Protein homeostasis in the thylakoid membranes is dependent on protein quality control mechanisms, which are necessary to remove photodamaged and misfolded proteins. An ATP-dependent zinc metalloprotease, FtsH, is the major thylakoid membrane protease. FtsH proteases in the thylakoid membranes of Arabidopsis thaliana form a hetero-hexameric complex consisting of four FtsH subunits, which are divided into two types: type A (FtsH1 and FtsH5) and type B (FtsH2 and FtsH8). An increasing number of studies have identified the critical roles of FtsH in the biogenesis of thylakoid membranes and quality control in the photosystem II repair cycle. Furthermore, the involvement of FtsH proteolysis in a singlet oxygen- and EXECUTER1-dependent retrograde signaling mechanism has been suggested recently. FtsH is also involved in the degradation and assembly of several protein complexes in the photosynthetic electron-transport pathways. In this minireview, we provide an update on the functions of FtsH in thylakoid biogenesis and describe our current understanding of the D1 degradation processes in the photosystem II repair cycle. We also discuss the regulation mechanisms of FtsH protease activity, which suggest the flexible oligomerization capability of FtsH in the chloroplasts of seed plants.

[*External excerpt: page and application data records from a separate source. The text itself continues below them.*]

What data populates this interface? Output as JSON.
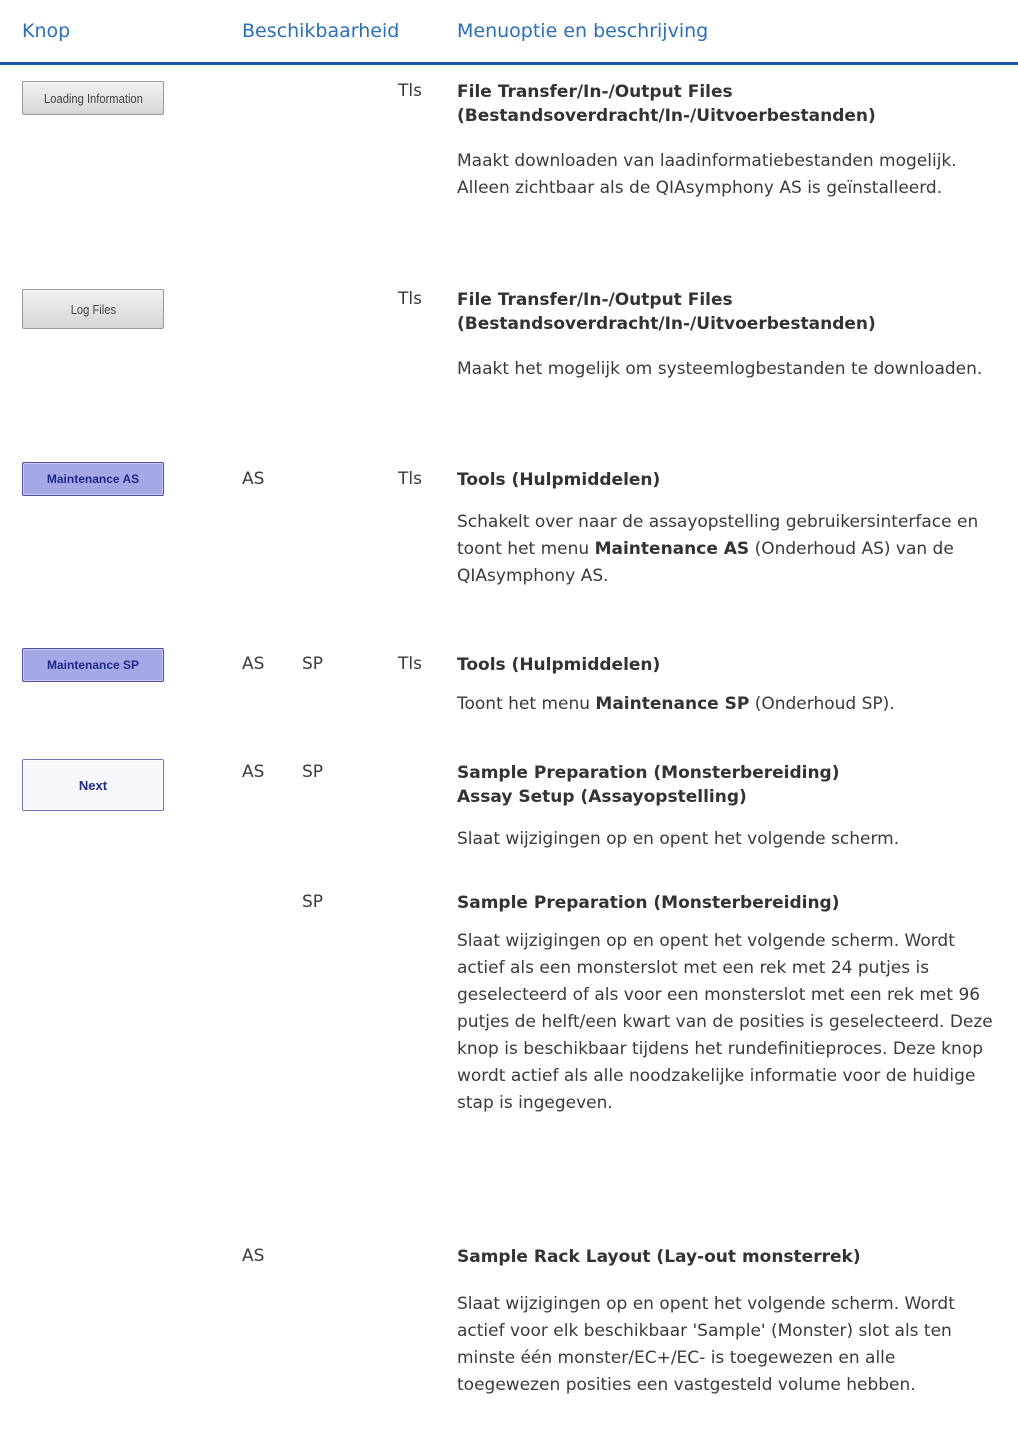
{
  "header": {
    "col_button": "Knop",
    "col_availability": "Beschikbaarheid",
    "col_menu": "Menuoptie en beschrijving"
  },
  "rows": [
    {
      "button": "Loading Information",
      "tls": "Tls",
      "title": "File Transfer/In-/Output Files\n(Bestandsoverdracht/In-/Uitvoerbestanden)",
      "desc": "Maakt downloaden van laadinformatiebestanden mogelijk. Alleen zichtbaar als de QIAsymphony AS is geïnstalleerd."
    },
    {
      "button": "Log Files",
      "tls": "Tls",
      "title": "File Transfer/In-/Output Files\n(Bestandsoverdracht/In-/Uitvoerbestanden)",
      "desc": "Maakt het mogelijk om systeemlogbestanden te downloaden."
    },
    {
      "button": "Maintenance AS",
      "as": "AS",
      "tls": "Tls",
      "title": "Tools (Hulpmiddelen)",
      "desc_pre": "Schakelt over naar de assayopstelling gebruikersinterface en toont het menu ",
      "desc_bold": "Maintenance AS",
      "desc_post": " (Onderhoud AS) van de QIAsymphony AS."
    },
    {
      "button": "Maintenance SP",
      "as": "AS",
      "sp": "SP",
      "tls": "Tls",
      "title": "Tools (Hulpmiddelen)",
      "desc_pre": "Toont het menu ",
      "desc_bold": "Maintenance SP",
      "desc_post": " (Onderhoud SP)."
    },
    {
      "button": "Next",
      "as": "AS",
      "sp": "SP",
      "title": "Sample Preparation (Monsterbereiding)\nAssay Setup (Assayopstelling)",
      "desc": "Slaat wijzigingen op en opent het volgende scherm."
    },
    {
      "sp": "SP",
      "title": "Sample Preparation (Monsterbereiding)",
      "desc": "Slaat wijzigingen op en opent het volgende scherm. Wordt actief als een monsterslot met een rek met 24 putjes is geselecteerd of als voor een monsterslot met een rek met 96 putjes de helft/een kwart van de posities is geselecteerd. Deze knop is beschikbaar tijdens het rundefinitieproces. Deze knop wordt actief als alle noodzakelijke informatie voor de huidige stap is ingegeven."
    },
    {
      "as": "AS",
      "title": "Sample Rack Layout (Lay-out monsterrek)",
      "desc": "Slaat wijzigingen op en opent het volgende scherm. Wordt actief voor elk beschikbaar 'Sample' (Monster) slot als ten minste één monster/EC+/EC- is toegewezen en alle toegewezen posities een vastgesteld volume hebben."
    }
  ]
}
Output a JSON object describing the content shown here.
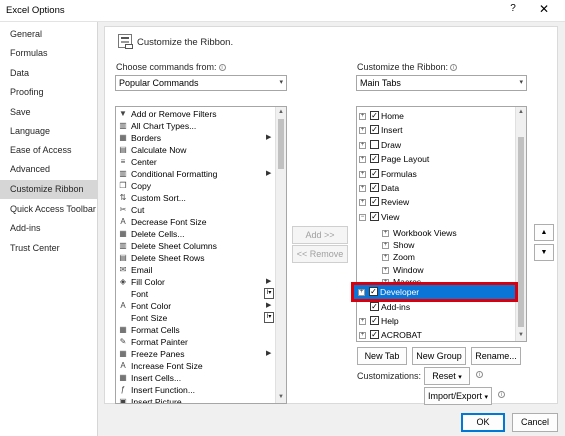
{
  "window": {
    "title": "Excel Options",
    "help": "?",
    "close": "✕"
  },
  "sidebar": {
    "items": [
      {
        "label": "General"
      },
      {
        "label": "Formulas"
      },
      {
        "label": "Data"
      },
      {
        "label": "Proofing"
      },
      {
        "label": "Save"
      },
      {
        "label": "Language"
      },
      {
        "label": "Ease of Access"
      },
      {
        "label": "Advanced"
      },
      {
        "label": "Customize Ribbon"
      },
      {
        "label": "Quick Access Toolbar"
      },
      {
        "label": "Add-ins"
      },
      {
        "label": "Trust Center"
      }
    ],
    "selected": "Customize Ribbon"
  },
  "header": {
    "title": "Customize the Ribbon."
  },
  "left": {
    "label": "Choose commands from:",
    "dropdown_value": "Popular Commands",
    "commands": [
      {
        "label": "Add or Remove Filters",
        "icon": "filter-icon",
        "glyph": "▼"
      },
      {
        "label": "All Chart Types...",
        "icon": "chart-icon",
        "glyph": "▥"
      },
      {
        "label": "Borders",
        "icon": "borders-icon",
        "glyph": "▦",
        "extra": "▶"
      },
      {
        "label": "Calculate Now",
        "icon": "calculator-icon",
        "glyph": "▤"
      },
      {
        "label": "Center",
        "icon": "center-align-icon",
        "glyph": "≡"
      },
      {
        "label": "Conditional Formatting",
        "icon": "conditional-formatting-icon",
        "glyph": "▥",
        "extra": "▶"
      },
      {
        "label": "Copy",
        "icon": "copy-icon",
        "glyph": "❐"
      },
      {
        "label": "Custom Sort...",
        "icon": "sort-icon",
        "glyph": "⇅"
      },
      {
        "label": "Cut",
        "icon": "cut-icon",
        "glyph": "✂"
      },
      {
        "label": "Decrease Font Size",
        "icon": "decrease-font-icon",
        "glyph": "A"
      },
      {
        "label": "Delete Cells...",
        "icon": "delete-cells-icon",
        "glyph": "▦"
      },
      {
        "label": "Delete Sheet Columns",
        "icon": "delete-columns-icon",
        "glyph": "▥"
      },
      {
        "label": "Delete Sheet Rows",
        "icon": "delete-rows-icon",
        "glyph": "▤"
      },
      {
        "label": "Email",
        "icon": "email-icon",
        "glyph": "✉"
      },
      {
        "label": "Fill Color",
        "icon": "fill-color-icon",
        "glyph": "◈",
        "extra": "▶"
      },
      {
        "label": "Font",
        "icon": "font-icon",
        "glyph": "",
        "box": "I▾"
      },
      {
        "label": "Font Color",
        "icon": "font-color-icon",
        "glyph": "A",
        "extra": "▶"
      },
      {
        "label": "Font Size",
        "icon": "font-size-icon",
        "glyph": "",
        "box": "I▾"
      },
      {
        "label": "Format Cells",
        "icon": "format-cells-icon",
        "glyph": "▦"
      },
      {
        "label": "Format Painter",
        "icon": "format-painter-icon",
        "glyph": "✎"
      },
      {
        "label": "Freeze Panes",
        "icon": "freeze-panes-icon",
        "glyph": "▦",
        "extra": "▶"
      },
      {
        "label": "Increase Font Size",
        "icon": "increase-font-icon",
        "glyph": "A"
      },
      {
        "label": "Insert Cells...",
        "icon": "insert-cells-icon",
        "glyph": "▦"
      },
      {
        "label": "Insert Function...",
        "icon": "insert-function-icon",
        "glyph": "ƒ"
      },
      {
        "label": "Insert Picture",
        "icon": "insert-picture-icon",
        "glyph": "▣"
      }
    ]
  },
  "middle": {
    "add": "Add >>",
    "remove": "<< Remove"
  },
  "right": {
    "label": "Customize the Ribbon:",
    "dropdown_value": "Main Tabs",
    "tabs": [
      {
        "label": "Home",
        "checked": true,
        "expander": "+"
      },
      {
        "label": "Insert",
        "checked": true,
        "expander": "+"
      },
      {
        "label": "Draw",
        "checked": false,
        "expander": "+"
      },
      {
        "label": "Page Layout",
        "checked": true,
        "expander": "+"
      },
      {
        "label": "Formulas",
        "checked": true,
        "expander": "+"
      },
      {
        "label": "Data",
        "checked": true,
        "expander": "+"
      },
      {
        "label": "Review",
        "checked": true,
        "expander": "+"
      },
      {
        "label": "View",
        "checked": true,
        "expander": "−"
      }
    ],
    "groups": [
      {
        "label": "Workbook Views"
      },
      {
        "label": "Show"
      },
      {
        "label": "Zoom"
      },
      {
        "label": "Window"
      },
      {
        "label": "Macros"
      }
    ],
    "developer": {
      "label": "Developer",
      "checked": true,
      "expander": "+"
    },
    "tabs_after": [
      {
        "label": "Add-ins",
        "checked": true,
        "expander": ""
      },
      {
        "label": "Help",
        "checked": true,
        "expander": "+"
      },
      {
        "label": "ACROBAT",
        "checked": true,
        "expander": "+"
      }
    ],
    "new_tab": "New Tab",
    "new_group": "New Group",
    "rename": "Rename...",
    "customizations_label": "Customizations:",
    "reset": "Reset",
    "import_export": "Import/Export"
  },
  "footer": {
    "ok": "OK",
    "cancel": "Cancel"
  },
  "colors": {
    "highlight_red": "#d9000d",
    "selection_blue": "#0a75d6",
    "sidebar_selected": "#d6d6d6"
  }
}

Keywords: FtsH protease; chloroplast development; photosynthesis; photosystem II repair; post-translational modification (PTM); reactive oxygen species (ROS).

FIGURE 1

Schematic representation of FtsH protease complex in chloroplasts. Thylakoid FtsH forms a hetero-hexameric structure integrated into the thylakoid membrane. Increasing evidence shows the importance of FtsH in protein quality control in the thylakoid membrane.

FIGURE 2

Model of PSII repair and regulation of FtsH activity in chloroplasts. In chloroplasts, photodamaged D1 migrates from the grana stacks to the grana margins, which is the location of D1 degradation in the PSII repair cycle. Dephosphorylation of PSII core proteins by chloroplast PP2C phosphatase and partial disassembly of the PSII complex occur prior to the degradation process. D1 degradation is mainly conducted by FtsH (fundamental degradation), and endopeptidic cleavages by Deg proteases facilitate the effective degradation by FtsH in photoinhibitory conditions. Newly synthesized D1 is processed at its C-terminus by CtpA peptidase. Repaired PSII migrates to the grana core to form functional PSII. Phosphorylation of PSII core proteins is carried out by STN8 kinase. On the other hand, the PSII repair cycle might require proper FtsH turnover in chloroplasts. When FtsH has access to damaged PSII, FtsH concomitantly suffers from oxidative damage induced by ROS. The damaged FtsH should be repaired by proper turnover. Newly synthesized FtsH proteins are imported into chloroplasts and subsequently integrated into the thylakoid membrane. FtsH forms functional complexes in the grana margin. The post-translational modification in FtsH might regulate protease activity and/or complex formation.